Here is a visual overview of the drift detection pipeline:

flowchart TD A[Code Commit] --> B[Plan] B --> C[Apply] C --> D{Drift Check} D -- Periodic or Event-Triggered --> E{Drift Found?} E -- No --> D E -- Yes --> F[Alert Team] F --> G{Decision} G -- Revert --> H[Reconcile] G -- Accept --> I[Update Code] H --> D I --> D
  1. Schedule regular checks. Run drift detection every few hours or daily, depending on how critical your infrastructure is. For production environments, more frequent checks are better. For staging environments, daily checks may be sufficient.

  2. Trigger on suspicious events. Some cloud providers emit events when resources are modified outside of your pipeline. Use webhooks or event logs to trigger a drift check when these events occur.

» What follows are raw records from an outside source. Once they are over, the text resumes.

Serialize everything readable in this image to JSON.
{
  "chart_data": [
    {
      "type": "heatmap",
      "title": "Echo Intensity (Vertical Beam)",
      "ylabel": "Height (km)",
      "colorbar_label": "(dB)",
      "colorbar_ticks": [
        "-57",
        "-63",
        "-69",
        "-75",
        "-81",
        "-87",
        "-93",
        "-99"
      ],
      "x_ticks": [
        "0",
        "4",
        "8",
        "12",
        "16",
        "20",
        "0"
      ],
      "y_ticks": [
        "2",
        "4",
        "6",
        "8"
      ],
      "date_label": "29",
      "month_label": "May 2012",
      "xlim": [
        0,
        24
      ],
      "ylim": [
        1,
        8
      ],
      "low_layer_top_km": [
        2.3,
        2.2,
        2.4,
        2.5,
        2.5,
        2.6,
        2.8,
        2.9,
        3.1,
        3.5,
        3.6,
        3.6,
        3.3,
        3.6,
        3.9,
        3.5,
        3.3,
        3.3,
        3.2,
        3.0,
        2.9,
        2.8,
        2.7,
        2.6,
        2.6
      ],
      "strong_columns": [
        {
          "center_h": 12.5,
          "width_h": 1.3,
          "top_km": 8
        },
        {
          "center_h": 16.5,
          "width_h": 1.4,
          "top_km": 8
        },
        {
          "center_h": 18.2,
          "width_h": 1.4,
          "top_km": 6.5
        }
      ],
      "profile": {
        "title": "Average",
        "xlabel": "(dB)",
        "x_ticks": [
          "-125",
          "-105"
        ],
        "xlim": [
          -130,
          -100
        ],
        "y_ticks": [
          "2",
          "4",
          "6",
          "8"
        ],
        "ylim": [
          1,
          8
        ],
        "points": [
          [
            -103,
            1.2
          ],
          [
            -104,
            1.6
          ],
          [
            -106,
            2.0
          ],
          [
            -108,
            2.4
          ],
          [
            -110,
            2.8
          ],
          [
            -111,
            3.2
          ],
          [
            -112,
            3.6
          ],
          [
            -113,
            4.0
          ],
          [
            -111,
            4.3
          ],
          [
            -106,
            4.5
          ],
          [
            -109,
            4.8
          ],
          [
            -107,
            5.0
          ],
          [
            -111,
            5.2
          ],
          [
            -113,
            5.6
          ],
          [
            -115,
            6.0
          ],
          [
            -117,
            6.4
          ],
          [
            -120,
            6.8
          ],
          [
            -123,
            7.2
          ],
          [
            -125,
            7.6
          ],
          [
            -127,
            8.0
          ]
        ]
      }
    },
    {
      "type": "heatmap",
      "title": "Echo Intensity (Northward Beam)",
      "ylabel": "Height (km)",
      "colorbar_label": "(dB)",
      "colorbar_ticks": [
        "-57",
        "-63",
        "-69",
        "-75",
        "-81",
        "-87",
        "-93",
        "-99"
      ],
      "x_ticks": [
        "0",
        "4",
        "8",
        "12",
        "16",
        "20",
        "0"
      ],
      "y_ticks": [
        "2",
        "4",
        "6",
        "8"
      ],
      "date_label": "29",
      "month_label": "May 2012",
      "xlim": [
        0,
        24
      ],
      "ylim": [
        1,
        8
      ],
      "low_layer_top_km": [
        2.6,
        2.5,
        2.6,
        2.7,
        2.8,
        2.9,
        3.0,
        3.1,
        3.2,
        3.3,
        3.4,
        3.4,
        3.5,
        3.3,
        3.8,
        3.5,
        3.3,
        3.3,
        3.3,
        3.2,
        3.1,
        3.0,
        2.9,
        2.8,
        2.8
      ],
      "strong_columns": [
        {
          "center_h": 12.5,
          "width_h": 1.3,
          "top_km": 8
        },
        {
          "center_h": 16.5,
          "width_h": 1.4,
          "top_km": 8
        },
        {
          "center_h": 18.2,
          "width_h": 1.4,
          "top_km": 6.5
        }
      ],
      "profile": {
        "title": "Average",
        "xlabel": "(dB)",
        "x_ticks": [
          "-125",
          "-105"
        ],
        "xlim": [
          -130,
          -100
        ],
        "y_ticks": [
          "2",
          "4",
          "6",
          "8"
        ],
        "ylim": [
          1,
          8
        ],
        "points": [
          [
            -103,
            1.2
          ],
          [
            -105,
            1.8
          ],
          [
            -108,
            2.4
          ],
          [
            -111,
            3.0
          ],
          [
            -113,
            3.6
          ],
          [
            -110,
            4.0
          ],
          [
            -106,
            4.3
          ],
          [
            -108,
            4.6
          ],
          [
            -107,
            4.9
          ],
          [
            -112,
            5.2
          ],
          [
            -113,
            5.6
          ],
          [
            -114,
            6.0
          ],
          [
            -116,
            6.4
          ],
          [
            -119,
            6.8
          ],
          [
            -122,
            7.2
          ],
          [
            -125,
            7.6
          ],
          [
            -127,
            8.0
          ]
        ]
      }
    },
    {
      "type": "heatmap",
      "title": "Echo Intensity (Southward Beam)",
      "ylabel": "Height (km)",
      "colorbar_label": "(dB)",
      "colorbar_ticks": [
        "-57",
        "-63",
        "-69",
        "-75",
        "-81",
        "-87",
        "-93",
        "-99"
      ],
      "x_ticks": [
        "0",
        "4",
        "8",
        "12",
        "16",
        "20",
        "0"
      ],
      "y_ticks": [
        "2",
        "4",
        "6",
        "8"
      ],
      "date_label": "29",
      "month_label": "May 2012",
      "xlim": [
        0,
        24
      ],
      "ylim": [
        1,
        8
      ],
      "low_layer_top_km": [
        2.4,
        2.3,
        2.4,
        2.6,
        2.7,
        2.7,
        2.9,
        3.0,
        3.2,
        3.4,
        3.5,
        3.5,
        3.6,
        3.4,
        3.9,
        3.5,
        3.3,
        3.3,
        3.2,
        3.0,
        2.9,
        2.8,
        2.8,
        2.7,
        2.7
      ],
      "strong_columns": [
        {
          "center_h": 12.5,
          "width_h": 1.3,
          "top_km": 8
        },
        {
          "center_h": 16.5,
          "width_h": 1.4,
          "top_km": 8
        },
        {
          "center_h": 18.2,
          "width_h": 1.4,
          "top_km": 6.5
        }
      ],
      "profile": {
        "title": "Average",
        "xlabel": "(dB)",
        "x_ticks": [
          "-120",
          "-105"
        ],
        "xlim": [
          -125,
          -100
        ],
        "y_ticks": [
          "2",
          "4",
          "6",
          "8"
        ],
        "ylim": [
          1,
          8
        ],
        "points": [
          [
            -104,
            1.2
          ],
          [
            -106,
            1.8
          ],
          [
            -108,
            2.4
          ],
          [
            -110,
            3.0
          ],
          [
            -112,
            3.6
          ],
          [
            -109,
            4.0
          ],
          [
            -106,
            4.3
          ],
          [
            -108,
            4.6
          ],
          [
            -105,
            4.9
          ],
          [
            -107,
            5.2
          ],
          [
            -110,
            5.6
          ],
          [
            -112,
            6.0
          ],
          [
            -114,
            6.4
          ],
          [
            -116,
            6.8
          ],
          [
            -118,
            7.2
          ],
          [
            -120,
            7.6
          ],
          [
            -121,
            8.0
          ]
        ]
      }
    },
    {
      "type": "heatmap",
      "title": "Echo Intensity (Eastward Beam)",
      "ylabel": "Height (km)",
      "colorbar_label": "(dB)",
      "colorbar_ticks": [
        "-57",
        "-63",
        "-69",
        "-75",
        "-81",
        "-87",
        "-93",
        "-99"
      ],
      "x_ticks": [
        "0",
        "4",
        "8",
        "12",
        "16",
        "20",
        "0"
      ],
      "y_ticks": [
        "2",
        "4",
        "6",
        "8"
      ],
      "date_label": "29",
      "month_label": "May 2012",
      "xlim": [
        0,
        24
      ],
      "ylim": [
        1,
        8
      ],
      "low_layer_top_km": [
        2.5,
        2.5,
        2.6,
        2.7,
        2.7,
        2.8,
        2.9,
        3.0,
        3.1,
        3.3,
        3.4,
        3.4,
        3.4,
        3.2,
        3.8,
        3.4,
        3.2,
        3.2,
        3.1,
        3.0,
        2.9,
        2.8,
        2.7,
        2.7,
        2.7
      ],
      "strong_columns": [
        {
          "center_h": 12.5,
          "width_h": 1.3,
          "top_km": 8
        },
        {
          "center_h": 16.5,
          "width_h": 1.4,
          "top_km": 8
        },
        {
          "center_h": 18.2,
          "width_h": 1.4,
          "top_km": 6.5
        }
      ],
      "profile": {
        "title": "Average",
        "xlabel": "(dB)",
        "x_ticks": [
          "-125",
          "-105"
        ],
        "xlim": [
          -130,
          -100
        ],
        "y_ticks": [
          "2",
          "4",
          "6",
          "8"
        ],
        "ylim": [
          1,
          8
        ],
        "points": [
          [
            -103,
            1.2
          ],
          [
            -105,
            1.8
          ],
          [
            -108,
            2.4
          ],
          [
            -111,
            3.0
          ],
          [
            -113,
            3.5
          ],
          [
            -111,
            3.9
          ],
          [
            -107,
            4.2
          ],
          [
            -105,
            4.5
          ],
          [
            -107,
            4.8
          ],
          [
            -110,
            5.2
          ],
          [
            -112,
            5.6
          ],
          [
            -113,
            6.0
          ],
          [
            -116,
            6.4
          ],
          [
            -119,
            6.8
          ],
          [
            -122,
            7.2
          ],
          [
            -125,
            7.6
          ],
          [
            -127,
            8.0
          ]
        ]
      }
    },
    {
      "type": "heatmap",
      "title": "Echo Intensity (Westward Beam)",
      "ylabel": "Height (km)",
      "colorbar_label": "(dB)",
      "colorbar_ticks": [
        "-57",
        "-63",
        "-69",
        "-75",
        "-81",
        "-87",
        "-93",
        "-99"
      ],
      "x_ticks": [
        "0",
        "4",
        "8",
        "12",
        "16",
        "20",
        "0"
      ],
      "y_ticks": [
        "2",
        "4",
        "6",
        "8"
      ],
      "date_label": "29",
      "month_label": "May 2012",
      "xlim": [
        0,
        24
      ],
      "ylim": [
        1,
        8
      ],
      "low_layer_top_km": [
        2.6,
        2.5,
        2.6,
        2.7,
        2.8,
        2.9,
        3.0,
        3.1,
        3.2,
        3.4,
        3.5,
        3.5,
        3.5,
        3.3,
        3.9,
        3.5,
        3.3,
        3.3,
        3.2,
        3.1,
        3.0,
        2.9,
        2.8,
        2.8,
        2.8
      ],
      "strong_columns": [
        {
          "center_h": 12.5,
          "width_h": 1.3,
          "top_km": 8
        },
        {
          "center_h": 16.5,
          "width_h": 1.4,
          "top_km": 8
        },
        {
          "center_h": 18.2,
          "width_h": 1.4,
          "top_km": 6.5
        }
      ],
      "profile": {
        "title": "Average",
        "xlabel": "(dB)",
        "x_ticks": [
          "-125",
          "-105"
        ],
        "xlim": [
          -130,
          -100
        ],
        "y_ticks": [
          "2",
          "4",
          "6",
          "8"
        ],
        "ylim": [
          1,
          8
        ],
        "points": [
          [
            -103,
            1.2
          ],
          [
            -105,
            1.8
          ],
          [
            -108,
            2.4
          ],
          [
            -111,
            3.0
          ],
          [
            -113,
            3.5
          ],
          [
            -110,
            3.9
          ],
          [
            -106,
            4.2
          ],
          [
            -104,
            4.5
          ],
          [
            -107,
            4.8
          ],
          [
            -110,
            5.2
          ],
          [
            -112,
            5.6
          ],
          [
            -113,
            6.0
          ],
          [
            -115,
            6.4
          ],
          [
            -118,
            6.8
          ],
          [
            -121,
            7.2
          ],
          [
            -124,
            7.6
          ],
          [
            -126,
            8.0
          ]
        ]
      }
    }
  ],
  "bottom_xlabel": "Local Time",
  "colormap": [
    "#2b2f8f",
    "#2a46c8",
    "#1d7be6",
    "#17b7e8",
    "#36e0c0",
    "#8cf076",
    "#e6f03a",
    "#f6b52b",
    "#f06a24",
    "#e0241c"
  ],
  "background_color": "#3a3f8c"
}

  3. Report the results. When drift is detected, send a notification to the team. Use Slack, email, or create an issue in your tracker. The notification should include which resources drifted and what the expected values are.

  4. Let the team decide what to do. Not all drift is bad. A manual change might be legitimate and should be incorporated into the code. Another change might be accidental and needs to be reverted. The team needs to see the drift and make a judgment call.

Automatic Reconciliation: Proceed With Caution

Some teams take drift detection a step further and automate the correction. When the pipeline detects drift, it immediately runs apply to bring the infrastructure back to the desired state. This approach works well for environments that must stay consistent, like staging or tightly controlled production systems.

But automatic reconciliation has risks. Consider auto-scaling: your infrastructure as code defines a minimum and maximum number of instances. An auto-scaling group adds instances based on load. A drift detection run sees the extra instances as drift and terminates them. Your users experience an outage because the system was doing exactly what it was supposed to do.

The rule of thumb is: only automate reconciliation for resources that should never change outside the pipeline. For everything else, notify the team and let them decide.

A Practical Drift Detection Checklist

Here is a short checklist to help you get started with drift detection:

  • Choose a schedule for drift checks (every 6 hours for production, daily for staging)
  • Configure notifications to the right channel (Slack, email, or incident management tool)
  • Decide which environments get automatic reconciliation and which get manual review
  • Test the drift detection process by making a small manual change and verifying the alert
  • Review drift reports weekly as a team to identify patterns or recurring issues

What Drift Detection Gives You

Drift detection does not prevent manual changes. It does not eliminate the need for incident response. What it does is give you visibility into the gap between your code and reality. When you know about drift, you can decide whether to accept it, revert it, or update your code to reflect it.

Without drift detection, your infrastructure as code is a fiction. You might believe your system is reproducible, but you have no way to verify it. With drift detection, your code remains the single source of truth because you actively maintain that truth.

The next time someone says "we use infrastructure as code," ask them: "How do you know your infrastructure still matches your code?" If they cannot answer, they have drift. And drift is a time bomb waiting to go off during the next incident.